Bankrolled by Obama fundraiser George Kaiser, the now-defunct northern California company (Solyndra) got more than half a billion dollars from the U.S. government to promote green energy. Instead, it abruptly folded last fall, stiffing American taxpayers and laying off more than 1,000 workers. From the start, it was a controversial deal that was suspiciously rushed through for a politically-connected entrepreneur that had raised large sums for Obama, Judicial Watch reported on it’s web site blog.
This week the Treasury Inspector General report shed light on the scandalous process that, not only ignored warning signs about the startup company’s viability, but also blew off the concerns of officials at the agency responsible for doling out the cash. The “loan,” which will never be repaid, was rushed through by “Obama appointees at the Department of Energy (DOE) without Treasury [Department] input,” according to the Judicial Watch blog.
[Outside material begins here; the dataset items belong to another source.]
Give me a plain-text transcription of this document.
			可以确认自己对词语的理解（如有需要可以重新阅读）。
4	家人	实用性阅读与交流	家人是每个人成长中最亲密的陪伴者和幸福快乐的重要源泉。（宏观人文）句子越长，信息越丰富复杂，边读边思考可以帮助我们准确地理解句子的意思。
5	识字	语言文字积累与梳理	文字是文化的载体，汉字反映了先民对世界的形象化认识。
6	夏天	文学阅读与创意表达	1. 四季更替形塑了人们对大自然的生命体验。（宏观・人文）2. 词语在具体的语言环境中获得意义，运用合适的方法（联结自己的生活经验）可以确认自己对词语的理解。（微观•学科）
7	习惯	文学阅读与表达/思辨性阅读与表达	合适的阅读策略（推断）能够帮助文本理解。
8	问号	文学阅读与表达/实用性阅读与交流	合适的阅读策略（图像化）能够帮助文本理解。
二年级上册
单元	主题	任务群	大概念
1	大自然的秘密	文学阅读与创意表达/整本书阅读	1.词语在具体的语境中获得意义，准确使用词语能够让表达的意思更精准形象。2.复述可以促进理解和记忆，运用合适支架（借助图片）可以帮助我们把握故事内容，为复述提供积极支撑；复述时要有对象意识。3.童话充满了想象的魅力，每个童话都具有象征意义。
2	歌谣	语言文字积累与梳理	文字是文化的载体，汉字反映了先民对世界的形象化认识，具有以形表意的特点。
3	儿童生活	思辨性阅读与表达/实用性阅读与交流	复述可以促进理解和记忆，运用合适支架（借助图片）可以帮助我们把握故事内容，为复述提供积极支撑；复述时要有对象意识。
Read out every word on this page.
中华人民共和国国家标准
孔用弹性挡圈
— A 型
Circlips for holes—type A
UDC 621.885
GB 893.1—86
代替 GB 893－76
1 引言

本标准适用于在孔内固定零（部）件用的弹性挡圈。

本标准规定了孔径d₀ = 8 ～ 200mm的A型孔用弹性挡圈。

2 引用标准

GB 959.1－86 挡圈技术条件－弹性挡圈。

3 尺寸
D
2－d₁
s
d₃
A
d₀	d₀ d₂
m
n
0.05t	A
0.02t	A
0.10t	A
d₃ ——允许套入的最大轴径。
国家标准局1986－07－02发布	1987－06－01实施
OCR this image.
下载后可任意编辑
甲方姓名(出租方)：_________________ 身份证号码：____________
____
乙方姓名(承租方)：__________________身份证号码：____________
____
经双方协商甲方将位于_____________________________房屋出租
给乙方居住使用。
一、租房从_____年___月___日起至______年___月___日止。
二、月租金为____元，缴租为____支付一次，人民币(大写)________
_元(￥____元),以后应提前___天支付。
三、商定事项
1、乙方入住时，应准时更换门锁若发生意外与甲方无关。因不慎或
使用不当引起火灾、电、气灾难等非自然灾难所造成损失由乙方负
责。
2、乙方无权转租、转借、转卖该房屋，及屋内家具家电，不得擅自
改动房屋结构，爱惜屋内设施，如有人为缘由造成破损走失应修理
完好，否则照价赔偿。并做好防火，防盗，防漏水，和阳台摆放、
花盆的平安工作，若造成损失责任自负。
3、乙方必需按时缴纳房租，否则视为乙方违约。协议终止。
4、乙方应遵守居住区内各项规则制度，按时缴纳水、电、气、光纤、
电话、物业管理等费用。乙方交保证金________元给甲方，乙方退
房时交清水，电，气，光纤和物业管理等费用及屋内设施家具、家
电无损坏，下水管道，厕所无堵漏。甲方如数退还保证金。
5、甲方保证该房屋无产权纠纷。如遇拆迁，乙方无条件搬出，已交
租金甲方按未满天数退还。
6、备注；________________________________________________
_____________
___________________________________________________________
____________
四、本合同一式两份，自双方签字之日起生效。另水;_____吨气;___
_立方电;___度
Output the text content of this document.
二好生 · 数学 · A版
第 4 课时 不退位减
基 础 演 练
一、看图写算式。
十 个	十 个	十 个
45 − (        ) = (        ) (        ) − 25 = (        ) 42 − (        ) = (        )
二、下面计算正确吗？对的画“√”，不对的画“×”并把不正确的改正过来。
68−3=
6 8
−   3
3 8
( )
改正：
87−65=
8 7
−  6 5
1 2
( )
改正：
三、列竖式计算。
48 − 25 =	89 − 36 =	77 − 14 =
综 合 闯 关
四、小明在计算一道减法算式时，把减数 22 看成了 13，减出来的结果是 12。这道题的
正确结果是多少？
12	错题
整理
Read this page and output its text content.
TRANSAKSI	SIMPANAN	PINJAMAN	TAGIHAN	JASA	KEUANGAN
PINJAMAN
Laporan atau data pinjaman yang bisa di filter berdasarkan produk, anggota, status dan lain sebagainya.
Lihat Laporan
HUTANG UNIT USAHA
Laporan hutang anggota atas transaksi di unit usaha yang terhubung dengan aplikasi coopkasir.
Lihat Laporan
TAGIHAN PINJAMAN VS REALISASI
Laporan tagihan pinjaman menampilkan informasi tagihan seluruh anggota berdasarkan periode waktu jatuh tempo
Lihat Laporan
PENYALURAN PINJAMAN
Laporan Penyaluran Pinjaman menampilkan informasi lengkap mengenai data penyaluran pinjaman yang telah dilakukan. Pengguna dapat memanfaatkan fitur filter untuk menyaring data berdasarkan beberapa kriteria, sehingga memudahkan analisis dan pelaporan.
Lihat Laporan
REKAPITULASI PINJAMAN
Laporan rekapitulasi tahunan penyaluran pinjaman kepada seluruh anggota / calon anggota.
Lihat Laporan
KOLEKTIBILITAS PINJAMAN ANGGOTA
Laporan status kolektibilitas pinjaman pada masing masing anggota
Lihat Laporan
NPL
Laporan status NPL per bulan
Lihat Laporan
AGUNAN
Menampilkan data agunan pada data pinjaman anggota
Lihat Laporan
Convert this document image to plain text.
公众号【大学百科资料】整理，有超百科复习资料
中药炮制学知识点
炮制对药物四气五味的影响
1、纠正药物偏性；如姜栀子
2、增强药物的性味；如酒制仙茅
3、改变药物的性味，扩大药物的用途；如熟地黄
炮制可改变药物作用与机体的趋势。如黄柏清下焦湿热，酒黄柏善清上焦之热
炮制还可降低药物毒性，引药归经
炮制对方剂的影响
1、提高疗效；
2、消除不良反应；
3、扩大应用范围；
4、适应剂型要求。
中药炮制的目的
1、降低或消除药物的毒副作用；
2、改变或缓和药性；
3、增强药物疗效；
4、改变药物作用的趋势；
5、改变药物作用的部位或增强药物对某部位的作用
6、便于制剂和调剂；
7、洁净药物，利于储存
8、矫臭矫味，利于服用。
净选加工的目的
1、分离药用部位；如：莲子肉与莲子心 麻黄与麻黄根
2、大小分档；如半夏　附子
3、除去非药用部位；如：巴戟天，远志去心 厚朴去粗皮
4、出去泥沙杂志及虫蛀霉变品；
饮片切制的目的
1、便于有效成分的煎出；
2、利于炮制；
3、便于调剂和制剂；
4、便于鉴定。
That action violated the terms of the program, which was created by the president’s disastrous stimulus. It allows the DOE to make loan guarantees to companies investing in “innovative clean technologies” but specifically requires the Secretary of the Treasury to be consulted on the terms and conditions of the loan guarantee concurrent with its review process. As of December 2011 the DOE guaranteed 28 projects totaling $16.1 billion after consulting with Treasury, the Inspector General’s audit report says.
Evidently this did not occur with the Solyndra deal because it was expedited for a political donor, said the JW blog. In fact, the IG report cites an email written by a Treasury official after a conference call with the DOE brass, presumably to discuss the pros and cons of the huge Solyndra deal. “We pressed certain issues…but the train really has left the station on this deal.”
Judicial Watch is investigating the Solyndra scandal and has sued the Obama DOE and Office of Management and Budget to obtain records involving the deal.
In September JW submitted Freedom of Information Act (FOIA) requests seeking records from both agencies, but the DOE says it’s reviewing documents in preparation for public release.
“The Office of Management and Budget has totally blown off the request. This indicates that the administration is on cover-up mode,” Judical Watch officials stated.
“At every step of the way, Treasury was clearly an afterthought in Solyndra’s loan guarantee as well as its restructuring that put company investors ahead of taxpayers. What this report and our continuing investigation show is an Obama administration that was either not up to the job, was cavalier in its attitude for following federal laws, or both, said Congressman Upton.
“Treasury’s examination also underscores why the public is so fed up with the Washington bureaucracy – according to a review by the independent Treasury watchdog, the Obama administration was more worried about sending out a press release than it was ensuring Solyndra was a wise investment. And now taxpayers are paying half a billion dollars for the sins of Solyndra,” Upton claims.